Hilary’s conclusion is borne out by studies of first-year foundation doctors. A 2014 programme of research commissioned by the GMC reached the following conclusions: “The August transition was highlighted where F1s felt unprepared, particularly for the step-change in responsibility, workload, degree of multitasking and understanding where to go for help.” The study also emphasised how pressures on the healthcare system can affect recent medical graduates: “Trainees may feel prepared for situations when all goes to plan, but unprepared when exposed to high volumes of work which demand prioritisation and multitasking; or uncertain thresholds [not knowing when to refer to seniors]; inadequate team-working; or when seniors are not easily accessible.”
In 2009, a group of researchers at Imperial College in London found that, across England, in-hospital mortality was significantly higher in the week following the first Wednesday in August than in the previous week.
In 2011, an online survey reported that 90% of physicians in the UK felt that the August transition had a significant negative impact on patient care. Respondents highlighted the inadequacy of measures at local level to support junior staff in their induction, and to ensure patient safety. The title of the paper was August Is Always A Nightmare, taken from a comment by one of the physicians in the survey. August is the cruellest month, it seems, at least for patients in teaching hospitals in the UK.

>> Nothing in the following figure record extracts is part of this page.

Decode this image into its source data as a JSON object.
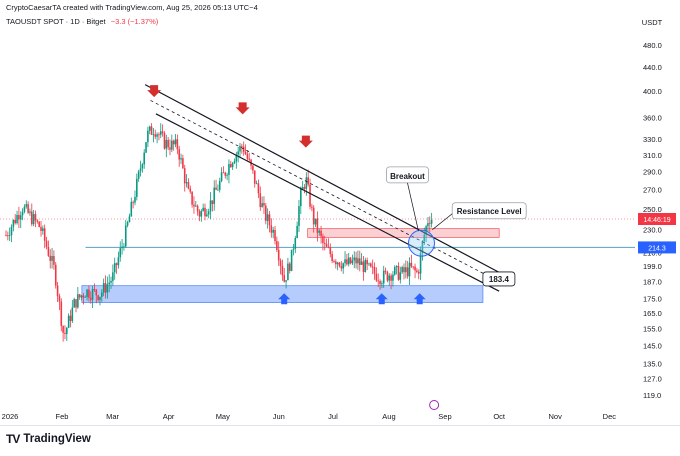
{
  "header": {
    "credit": "CryptoCaesarTA created with TradingView.com, Aug 25, 2026 05:13 UTC−4",
    "symbol_line": "TAOUSDT SPOT · 1D · Bitget",
    "change": "−3.3 (−1.37%)"
  },
  "colors": {
    "up": "#089981",
    "down": "#f23645",
    "support_zone": "#5b8ff9",
    "resistance_zone": "#f7b1b5",
    "arrow_up": "#2962ff",
    "arrow_down": "#d32f2f",
    "h_line": "#5aa0c7"
  },
  "chart_data": {
    "type": "candlestick",
    "y_scale": "log",
    "ylim": [
      113,
      520
    ],
    "yticks": [
      "480.0",
      "440.0",
      "400.0",
      "360.0",
      "330.0",
      "310.0",
      "290.0",
      "270.0",
      "250.0",
      "230.0",
      "210.0",
      "199.0",
      "187.0",
      "175.0",
      "165.0",
      "155.0",
      "145.0",
      "135.0",
      "127.0",
      "119.0"
    ],
    "ytick_values": [
      480,
      440,
      400,
      360,
      330,
      310,
      290,
      270,
      250,
      230,
      210,
      199,
      187,
      175,
      165,
      155,
      145,
      135,
      127,
      119
    ],
    "currency_label": "USDT",
    "x_labels": [
      "2026",
      "Feb",
      "Mar",
      "Apr",
      "May",
      "Jun",
      "Jul",
      "Aug",
      "Sep",
      "Oct",
      "Nov",
      "Dec"
    ],
    "price_path": [
      [
        "2026-01-01",
        225
      ],
      [
        "2026-01-10",
        252
      ],
      [
        "2026-01-20",
        232
      ],
      [
        "2026-01-28",
        195
      ],
      [
        "2026-02-02",
        150
      ],
      [
        "2026-02-08",
        172
      ],
      [
        "2026-02-14",
        180
      ],
      [
        "2026-02-22",
        178
      ],
      [
        "2026-03-01",
        190
      ],
      [
        "2026-03-08",
        225
      ],
      [
        "2026-03-15",
        280
      ],
      [
        "2026-03-20",
        335
      ],
      [
        "2026-03-24",
        345
      ],
      [
        "2026-03-30",
        325
      ],
      [
        "2026-04-06",
        320
      ],
      [
        "2026-04-12",
        265
      ],
      [
        "2026-04-18",
        245
      ],
      [
        "2026-04-24",
        255
      ],
      [
        "2026-04-30",
        280
      ],
      [
        "2026-05-06",
        305
      ],
      [
        "2026-05-12",
        322
      ],
      [
        "2026-05-18",
        285
      ],
      [
        "2026-05-24",
        245
      ],
      [
        "2026-05-30",
        225
      ],
      [
        "2026-06-04",
        188
      ],
      [
        "2026-06-08",
        205
      ],
      [
        "2026-06-13",
        262
      ],
      [
        "2026-06-16",
        282
      ],
      [
        "2026-06-20",
        240
      ],
      [
        "2026-06-26",
        215
      ],
      [
        "2026-07-02",
        205
      ],
      [
        "2026-07-08",
        200
      ],
      [
        "2026-07-14",
        203
      ],
      [
        "2026-07-22",
        195
      ],
      [
        "2026-07-28",
        190
      ],
      [
        "2026-08-03",
        194
      ],
      [
        "2026-08-08",
        193
      ],
      [
        "2026-08-13",
        197
      ],
      [
        "2026-08-17",
        193
      ],
      [
        "2026-08-20",
        222
      ],
      [
        "2026-08-23",
        242
      ],
      [
        "2026-08-25",
        240
      ]
    ],
    "price_tags": [
      {
        "value": "14:46:19",
        "price": 240,
        "color": "#f23645"
      },
      {
        "value": "214.3",
        "price": 214.3,
        "color": "#2962ff"
      }
    ],
    "annotations": {
      "breakout": "Breakout",
      "resistance": "Resistance Level",
      "support_value": "183.4"
    },
    "support_zone": [
      172,
      184
    ],
    "resistance_zone": [
      223,
      231
    ],
    "h_line_price": 214.3,
    "down_arrow_dates": [
      "2026-03-24",
      "2026-05-12",
      "2026-06-16"
    ],
    "up_arrow_dates": [
      "2026-06-04",
      "2026-07-28",
      "2026-08-18"
    ]
  },
  "footer": {
    "brand": "TradingView"
  }
}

What strikes me most forcefully about Hilary’s story is that the whole set-up seems so precarious. Given that day one is a national fixture across the whole country, why was the supervising consultant away on a course? The registrar should not have been allowed to go on annual leave at the same time. What if the patient had died and Hilary had been held responsible? Back-up provision should have been made on the surgical assessment unit in case all the experienced staff had to rush into theatre to deal with an emergency. Do we really want a system where a patient’s life depends on someone’s mother arriving in time?